Brendan Gibson/The Daily Northwestern

This story is part of a series investigating textbook costs at Northwestern.

Students will often do almost anything to avoid paying full price for a textbook. Some find used versions, others find and download PDFs. A few don’t buy the textbook at all and hope for the best. But almost all of them agree that the sticker prices are far too high.

The inflation-controlled price of college textbooks rose more than 90 percent since 1998, according to figures from the Bureau of Labor Statistics. That means students are paying more for an education than their school’s tuition.

Professors know the financial strain students experience, and often try to mitigate the cost of textbooks and supplementary materials, usually to avoid having students forego buying books altogether.

Math Prof. Aaron Peterson, director of calculus at the Northwestern, works directly with textbook company Cengage to lower costs for students.

“Textbook prices are, of course, atrocious,” he said. “We try to negotiate as hard as we can and try to look for options to keep those prices down even further.”

The math department has successfully negotiated the price of the single variable calculus textbook down almost $100, Peterson said. But, he added, the books will never be as cheap as he’d like to see them.

The price is a function of the requirement that every student use the same edition of the same textbook; in math, that could be a reasonable expectation. After all, how will students do their homework using sets of different problems in textbooks dating back decades to 2018?

But professors that teach other classes aren’t subject to the same constraints. SESP Prof. Diane Schanzenbach, for example, seems to have found a way to hack the system in favor of her students.

Upon realizing how much her “Economics of Social Policy” course textbook cost, Schanzenbach began reading through the different editions of the book herself. What she found was that, across the years, the content was strikingly similar. She now allows her students to buy any edition they can get their hands on, regardless of how recent it is.

“What we use the textbook for is to teach the basic economics, which has been the same for fifty years,” Schanzenbach said. “They change up the exact examples, but the content is essentially the same.”

Though the textbooks are similar in content, they’re definitely not similar in price. On Amazon, the most recent edition of “Public Finance and Public Policy” — the textbook for Schanzenbach’s class — costs $147 for a new version. Used copies of earlier editions are as cheap as $10 to rent.

Peterson said differences between various editions of math textbooks aren’t huge either.

“Sometimes it’s as mild as they add some more exercises or they make chapter nine into chapter seven,” he said.
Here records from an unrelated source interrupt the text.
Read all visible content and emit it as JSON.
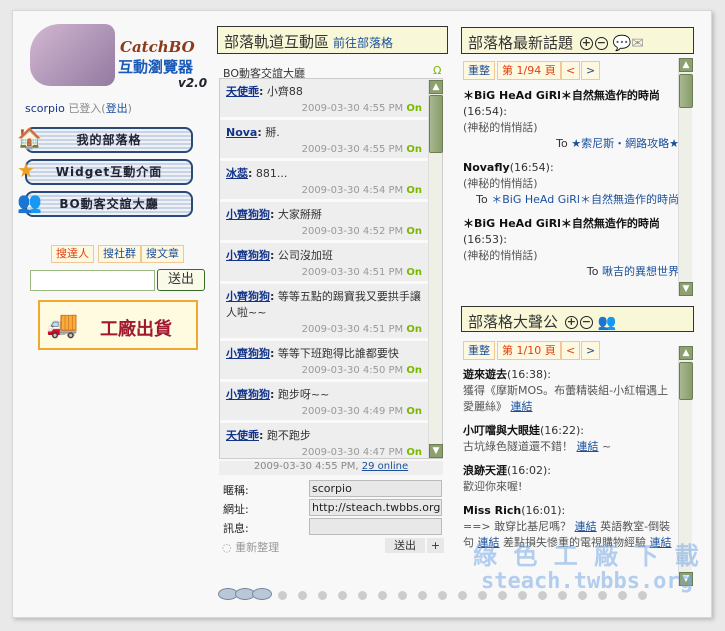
{
  "logo": {
    "brand": "CatchBO",
    "title": "互動瀏覽器",
    "version": "v2.0"
  },
  "user": {
    "name": "scorpio",
    "status": "已登入(",
    "logout": "登出",
    ")": ")"
  },
  "nav": [
    {
      "label": "我的部落格",
      "icon": "house-icon"
    },
    {
      "label": "Widget互動介面",
      "icon": "star-icon"
    },
    {
      "label": "BO動客交誼大廳",
      "icon": "people-icon"
    }
  ],
  "search": {
    "tabs": [
      "搜達人",
      "搜社群",
      "搜文章"
    ],
    "value": "",
    "submit": "送出"
  },
  "banner": {
    "label": "工廠出貨"
  },
  "chat": {
    "header": "部落軌道互動區",
    "header_link": "前往部落格",
    "room": "BO動客交誼大廳",
    "omega": "Ω",
    "messages": [
      {
        "user": "天使乖",
        "text": "小齊88",
        "time": "2009-03-30 4:55 PM",
        "status": "On"
      },
      {
        "user": "Nova",
        "text": "掰.",
        "time": "2009-03-30 4:55 PM",
        "status": "On"
      },
      {
        "user": "冰蕊",
        "text": "881...",
        "time": "2009-03-30 4:54 PM",
        "status": "On"
      },
      {
        "user": "小齊狗狗",
        "text": "大家掰掰",
        "time": "2009-03-30 4:52 PM",
        "status": "On"
      },
      {
        "user": "小齊狗狗",
        "text": "公司沒加班",
        "time": "2009-03-30 4:51 PM",
        "status": "On"
      },
      {
        "user": "小齊狗狗",
        "text": "等等五點的踢寶我又要拱手讓人啦~~",
        "time": "2009-03-30 4:51 PM",
        "status": "On"
      },
      {
        "user": "小齊狗狗",
        "text": "等等下班跑得比誰都要快",
        "time": "2009-03-30 4:50 PM",
        "status": "On"
      },
      {
        "user": "小齊狗狗",
        "text": "跑步呀~~",
        "time": "2009-03-30 4:49 PM",
        "status": "On"
      },
      {
        "user": "天使乖",
        "text": "跑不跑步",
        "time": "2009-03-30 4:47 PM",
        "status": "On"
      }
    ],
    "status_time": "2009-03-30 4:55 PM,",
    "online": "29 online",
    "form": {
      "nick_label": "暱稱:",
      "nick": "scorpio",
      "url_label": "網址:",
      "url": "http://steach.twbbs.org",
      "msg_label": "訊息:",
      "msg": ""
    },
    "refresh": "重新整理",
    "send": "送出",
    "plus": "+"
  },
  "topics": {
    "header": "部落格最新話題",
    "reset": "重整",
    "page": "第 1/94 頁",
    "prev": "<",
    "next": ">",
    "items": [
      {
        "user": "＊BiG HeAd GiRl＊自然無造作的時尚",
        "time": "(16:54):",
        "text": "(神秘的悄悄話)",
        "to": "To",
        "target": "★索尼斯・網路攻略★"
      },
      {
        "user": "Novafly",
        "time": "(16:54):",
        "text": "(神秘的悄悄話)",
        "to": "To",
        "target": "＊BiG HeAd GiRl＊自然無造作的時尚"
      },
      {
        "user": "＊BiG HeAd GiRl＊自然無造作的時尚",
        "time": "(16:53):",
        "text": "(神秘的悄悄話)",
        "to": "To",
        "target": "啾吉的異想世界"
      }
    ]
  },
  "shout": {
    "header": "部落格大聲公",
    "reset": "重整",
    "page": "第 1/10 頁",
    "prev": "<",
    "next": ">",
    "items": [
      {
        "user": "遊來遊去",
        "time": "(16:38):",
        "text": "獲得《摩斯MOS。布蕾精裝組-小紅帽遇上愛麗絲》",
        "link": "連結"
      },
      {
        "user": "小叮噹與大眼娃",
        "time": "(16:22):",
        "text": "古坑綠色隧道還不錯！",
        "link": "連結",
        "after": "~"
      },
      {
        "user": "浪跡天涯",
        "time": "(16:02):",
        "text": "歡迎你來喔!"
      },
      {
        "user": "Miss Rich",
        "time": "(16:01):",
        "text": "==> 敢穿比基尼嗎？",
        "link": "連結",
        "text2": "英語教室-倒裝句",
        "link2": "連結",
        "text3": "差點損失慘重的電視購物經驗",
        "link3": "連結"
      }
    ]
  },
  "watermark": {
    "line1": "綠 色 工 廠 下 載",
    "line2": "steach.twbbs.org"
  }
}
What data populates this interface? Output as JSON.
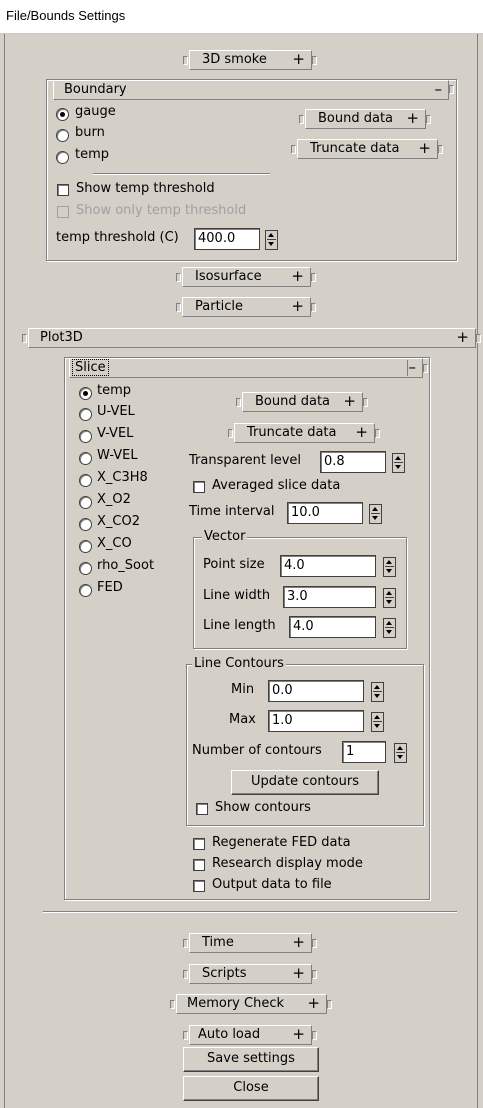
{
  "window": {
    "title": "File/Bounds Settings"
  },
  "rollouts": {
    "smoke3d": {
      "label": "3D smoke",
      "symbol": "+"
    },
    "boundary": {
      "label": "Boundary",
      "symbol": "–"
    },
    "isosurface": {
      "label": "Isosurface",
      "symbol": "+"
    },
    "particle": {
      "label": "Particle",
      "symbol": "+"
    },
    "plot3d": {
      "label": "Plot3D",
      "symbol": "+"
    },
    "slice": {
      "label": "Slice",
      "symbol": "–"
    },
    "time": {
      "label": "Time",
      "symbol": "+"
    },
    "scripts": {
      "label": "Scripts",
      "symbol": "+"
    },
    "memory": {
      "label": "Memory Check",
      "symbol": "+"
    },
    "autoload": {
      "label": "Auto load",
      "symbol": "+"
    }
  },
  "boundary": {
    "radios": [
      {
        "label": "gauge",
        "selected": true
      },
      {
        "label": "burn",
        "selected": false
      },
      {
        "label": "temp",
        "selected": false
      }
    ],
    "bound_data": {
      "label": "Bound data",
      "symbol": "+"
    },
    "truncate_data": {
      "label": "Truncate data",
      "symbol": "+"
    },
    "show_temp_threshold": "Show temp threshold",
    "show_only_temp_threshold": "Show only temp threshold",
    "temp_threshold_label": "temp threshold (C)",
    "temp_threshold_value": "400.0"
  },
  "slice": {
    "radios": [
      {
        "label": "temp",
        "selected": true
      },
      {
        "label": "U-VEL",
        "selected": false
      },
      {
        "label": "V-VEL",
        "selected": false
      },
      {
        "label": "W-VEL",
        "selected": false
      },
      {
        "label": "X_C3H8",
        "selected": false
      },
      {
        "label": "X_O2",
        "selected": false
      },
      {
        "label": "X_CO2",
        "selected": false
      },
      {
        "label": "X_CO",
        "selected": false
      },
      {
        "label": "rho_Soot",
        "selected": false
      },
      {
        "label": "FED",
        "selected": false
      }
    ],
    "bound_data": {
      "label": "Bound data",
      "symbol": "+"
    },
    "truncate_data": {
      "label": "Truncate data",
      "symbol": "+"
    },
    "transparent_level_label": "Transparent level",
    "transparent_level_value": "0.8",
    "averaged_slice_data": "Averaged slice data",
    "time_interval_label": "Time interval",
    "time_interval_value": "10.0",
    "vector": {
      "title": "Vector",
      "point_size_label": "Point size",
      "point_size_value": "4.0",
      "line_width_label": "Line width",
      "line_width_value": "3.0",
      "line_length_label": "Line length",
      "line_length_value": "4.0"
    },
    "contours": {
      "title": "Line Contours",
      "min_label": "Min",
      "min_value": "0.0",
      "max_label": "Max",
      "max_value": "1.0",
      "num_label": "Number of contours",
      "num_value": "1",
      "update_label": "Update contours",
      "show_label": "Show contours"
    },
    "regenerate_fed": "Regenerate FED data",
    "research_mode": "Research display mode",
    "output_file": "Output data to file"
  },
  "buttons": {
    "save": "Save settings",
    "close": "Close"
  }
}
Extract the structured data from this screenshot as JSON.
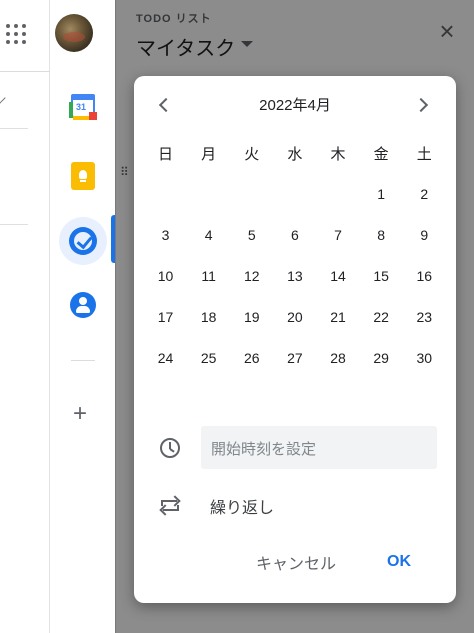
{
  "panel": {
    "subtitle": "TODO リスト",
    "title": "マイタスク"
  },
  "rail": {
    "calendar_icon_day": "31"
  },
  "datepicker": {
    "month_label": "2022年4月",
    "weekdays": [
      "日",
      "月",
      "火",
      "水",
      "木",
      "金",
      "土"
    ],
    "first_weekday_index": 5,
    "days": [
      "1",
      "2",
      "3",
      "4",
      "5",
      "6",
      "7",
      "8",
      "9",
      "10",
      "11",
      "12",
      "13",
      "14",
      "15",
      "16",
      "17",
      "18",
      "19",
      "20",
      "21",
      "22",
      "23",
      "24",
      "25",
      "26",
      "27",
      "28",
      "29",
      "30"
    ],
    "time_placeholder": "開始時刻を設定",
    "repeat_label": "繰り返し",
    "cancel_label": "キャンセル",
    "ok_label": "OK"
  },
  "colors": {
    "accent": "#1a73e8",
    "scrim": "rgba(0,0,0,0.45)"
  },
  "icons": [
    "apps-grid-icon",
    "avatar",
    "calendar-icon",
    "keep-icon",
    "tasks-icon",
    "contacts-icon",
    "add-icon",
    "drag-handle-icon",
    "close-icon",
    "chevron-left-icon",
    "chevron-right-icon",
    "clock-icon",
    "repeat-icon",
    "dropdown-caret-icon"
  ]
}
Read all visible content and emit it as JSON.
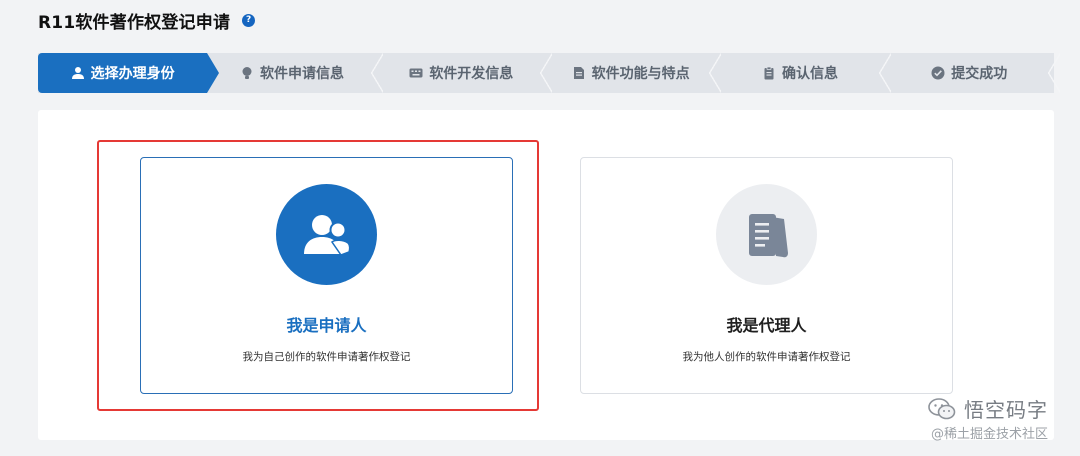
{
  "header": {
    "title": "R11软件著作权登记申请",
    "help_symbol": "?"
  },
  "steps": [
    {
      "label": "选择办理身份",
      "icon": "user-icon",
      "active": true
    },
    {
      "label": "软件申请信息",
      "icon": "bulb-icon",
      "active": false
    },
    {
      "label": "软件开发信息",
      "icon": "keyboard-icon",
      "active": false
    },
    {
      "label": "软件功能与特点",
      "icon": "document-icon",
      "active": false
    },
    {
      "label": "确认信息",
      "icon": "clipboard-icon",
      "active": false
    },
    {
      "label": "提交成功",
      "icon": "check-circle-icon",
      "active": false
    }
  ],
  "options": [
    {
      "title": "我是申请人",
      "desc": "我为自己创作的软件申请著作权登记",
      "icon": "users-icon",
      "selected": true
    },
    {
      "title": "我是代理人",
      "desc": "我为他人创作的软件申请著作权登记",
      "icon": "papers-icon",
      "selected": false
    }
  ],
  "watermark": {
    "name": "悟空码字",
    "sub": "@稀土掘金技术社区"
  },
  "colors": {
    "primary": "#1a6fc0",
    "highlight": "#e53935",
    "inactive_step": "#e1e4e9"
  }
}
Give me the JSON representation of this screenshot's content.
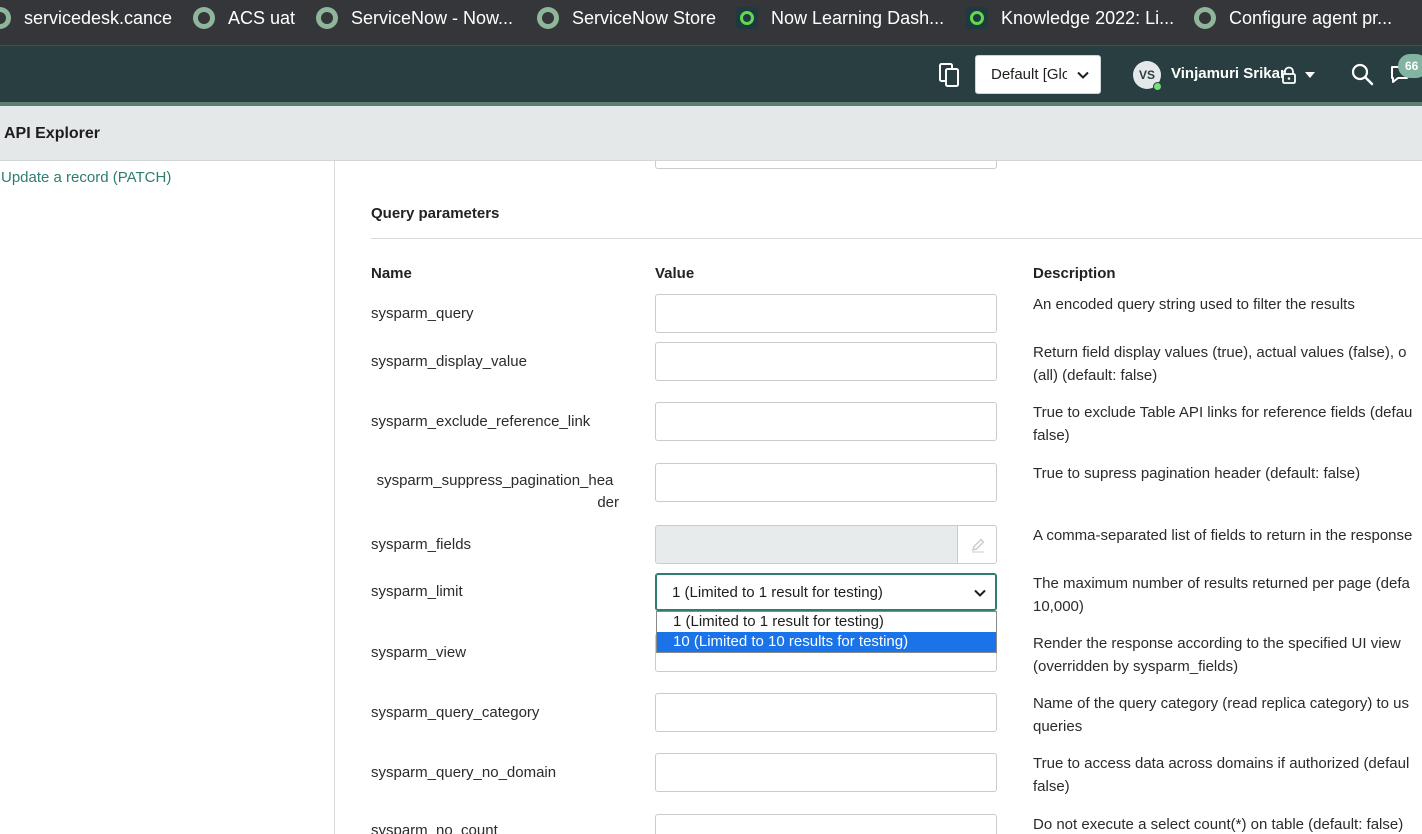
{
  "bookmarks": [
    {
      "label": "servicedesk.cance",
      "icon": "servicenow-icon"
    },
    {
      "label": "ACS uat",
      "icon": "servicenow-icon"
    },
    {
      "label": "ServiceNow - Now...",
      "icon": "servicenow-icon"
    },
    {
      "label": "ServiceNow Store",
      "icon": "servicenow-icon"
    },
    {
      "label": "Now Learning Dash...",
      "icon": "now-learning-icon"
    },
    {
      "label": "Knowledge 2022: Li...",
      "icon": "now-learning-icon"
    },
    {
      "label": "Configure agent pr...",
      "icon": "servicenow-icon"
    }
  ],
  "header": {
    "scope_value": "Default [Global]",
    "user_initials": "VS",
    "user_name": "Vinjamuri Srikar",
    "notification_count": "66"
  },
  "page": {
    "title": "API Explorer"
  },
  "leftnav": {
    "link_label": "Update a record  (PATCH)"
  },
  "query": {
    "section_title": "Query parameters",
    "columns": {
      "name": "Name",
      "value": "Value",
      "description": "Description"
    },
    "params": [
      {
        "name": "sysparm_query",
        "value": "",
        "desc1": "An encoded query string used to filter the results",
        "desc2": ""
      },
      {
        "name": "sysparm_display_value",
        "value": "",
        "desc1": "Return field display values (true), actual values (false), o",
        "desc2": "(all) (default: false)"
      },
      {
        "name": "sysparm_exclude_reference_link",
        "value": "",
        "desc1": "True to exclude Table API links for reference fields (defau",
        "desc2": "false)"
      },
      {
        "name_line1": "sysparm_suppress_pagination_hea",
        "name_line2": "der",
        "value": "",
        "desc1": "True to supress pagination header (default: false)",
        "desc2": ""
      },
      {
        "name": "sysparm_fields",
        "value": "",
        "desc1": "A comma-separated list of fields to return in the response",
        "desc2": ""
      },
      {
        "name": "sysparm_limit",
        "value": "1 (Limited to 1 result for testing)",
        "desc1": "The maximum number of results returned per page (defa",
        "desc2": "10,000)"
      },
      {
        "name": "sysparm_view",
        "value": "",
        "desc1": "Render the response according to the specified UI view",
        "desc2": "(overridden by sysparm_fields)"
      },
      {
        "name": "sysparm_query_category",
        "value": "",
        "desc1": "Name of the query category (read replica category) to us",
        "desc2": "queries"
      },
      {
        "name": "sysparm_query_no_domain",
        "value": "",
        "desc1": "True to access data across domains if authorized (defaul",
        "desc2": "false)"
      },
      {
        "name": "sysparm_no_count",
        "value": "",
        "desc1": "Do not execute a select count(*) on table (default: false)",
        "desc2": ""
      }
    ],
    "limit_options": [
      "1 (Limited to 1 result for testing)",
      "10 (Limited to 10 results for testing)"
    ],
    "limit_highlighted_option": "10 (Limited to 10 results for testing)"
  },
  "colors": {
    "header_bg": "#293e40",
    "accent": "#2e7d6f",
    "dropdown_highlight": "#1a73e8"
  }
}
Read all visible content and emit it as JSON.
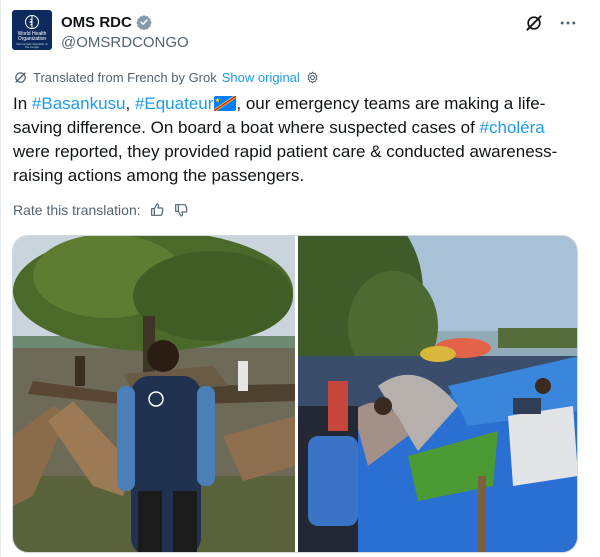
{
  "account": {
    "display_name": "OMS RDC",
    "handle": "@OMSRDCONGO",
    "verified": true,
    "avatar_line1": "World Health Organization",
    "avatar_line2": "Democratic Republic of the Congo"
  },
  "translation": {
    "text": "Translated from French by Grok",
    "show_original": "Show original"
  },
  "post": {
    "prefix": "In ",
    "tag1": "#Basankusu",
    "sep1": ", ",
    "tag2": "#Equateur",
    "mid": ", our emergency teams are making a life-saving difference. On board a boat where suspected cases of ",
    "tag3": "#choléra",
    "suffix": " were reported, they provided rapid patient care & conducted awareness-raising actions among the passengers."
  },
  "rate": {
    "label": "Rate this translation:"
  },
  "icons": {
    "verified": "verified-badge-icon",
    "grok": "grok-icon",
    "more": "more-options-icon",
    "translate": "translate-icon",
    "settings": "settings-gear-icon",
    "thumbs_up": "thumbs-up-icon",
    "thumbs_down": "thumbs-down-icon"
  },
  "colors": {
    "link": "#1d9bf0",
    "muted": "#536471",
    "text": "#0f1419",
    "avatar_bg": "#0d2a5c"
  }
}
In short, math didn’t change, but the textbook companies can still charge hundreds of dollars for an updated review section or a reordering of practice problems.

Communication sophomore Rahma Almajid has used older editions of books multiple times, and said it hasn’t interfered with her learning. Almajid added that she’s also had luck finding a PDF of one of her textbooks.

Almajid admitted she didn’t know where the PDF for a chemistry textbook came from. It made its way through multiple years worth of students before coming to her and the rest of her class.

But even this PDF textbook of unknown origin provided the information she and her classmates needed to learn the material and study for tests.

“They’re not that different,” she said. “(New textbooks) aren’t worth the money.”